It's no secret that I have little love or use for a bridge pickup to begin with, but a J in bridge is the least useful thing to me. I don't mind a P - some good sounds there if not anything very unique.
The problem I have is when somebody (re)designs a new model, and just cops out of the thinking process after figuring the body shape and drops P/J in there instead of exploring the numerous other options. Agree about the Jag bass with Chris; just a damn shame, nice affordable bass, sounds OK I guess but looks so wrong.
I get it, they think it will increase sales because it's what people know (and like a Honda Civic, there's the most alt drop in replacement options of any other bass pup). And with a certain segment of the market, this is true, not sure on the numbers there, but even from the (not entirely unrandom) sample here, it is apparent that people do want some diversity - especially those that already have a few basses, including a few P/Js.

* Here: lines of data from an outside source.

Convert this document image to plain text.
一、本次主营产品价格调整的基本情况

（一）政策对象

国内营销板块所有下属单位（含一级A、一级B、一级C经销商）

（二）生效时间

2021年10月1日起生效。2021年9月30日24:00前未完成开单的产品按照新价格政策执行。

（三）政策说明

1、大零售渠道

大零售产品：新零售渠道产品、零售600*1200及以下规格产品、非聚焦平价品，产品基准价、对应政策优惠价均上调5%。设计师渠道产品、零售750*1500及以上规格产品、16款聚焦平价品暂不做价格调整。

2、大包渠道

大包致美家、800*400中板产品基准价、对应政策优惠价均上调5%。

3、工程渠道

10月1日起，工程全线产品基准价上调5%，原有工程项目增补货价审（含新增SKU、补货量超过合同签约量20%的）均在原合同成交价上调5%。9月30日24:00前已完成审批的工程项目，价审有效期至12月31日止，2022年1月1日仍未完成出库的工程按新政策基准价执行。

I am actually surprised that more makers don't offer various pup options like stock P/J for the vanilla/no weird shit types, and whatever else they find to really compliment the bass as another. I get that they assume it means different tooling for different routing patterns, but it's not too hard to imagine a scheme where a single routing pattern would work - e.g. if you square out a P route, there ain't a bass pup available short of a mudbucker that won't fit in there. That slight loss of extra wood won't really affect anything, and it's all under the pickguard. It would really be the Honda Civic of basses; people love 'mod platforms' - if you price it right (top end of affordable ish). There's a number of places that this sort of idea could be extrapolated to but become a bit more risky propositions in terms of major makers worrying about their brand integrity as offering more bare bones models means there's no consistency in result because you don't know what a dude will do with it. I do think that there is a place in the market for some up-market (higher quality, and accordingly price) competition with those cheap Chinese DIY kits (something partially complete, like finished but pup/hardware-less bass that can be priced more affordably than their turn key equivalent), but that ain't likely.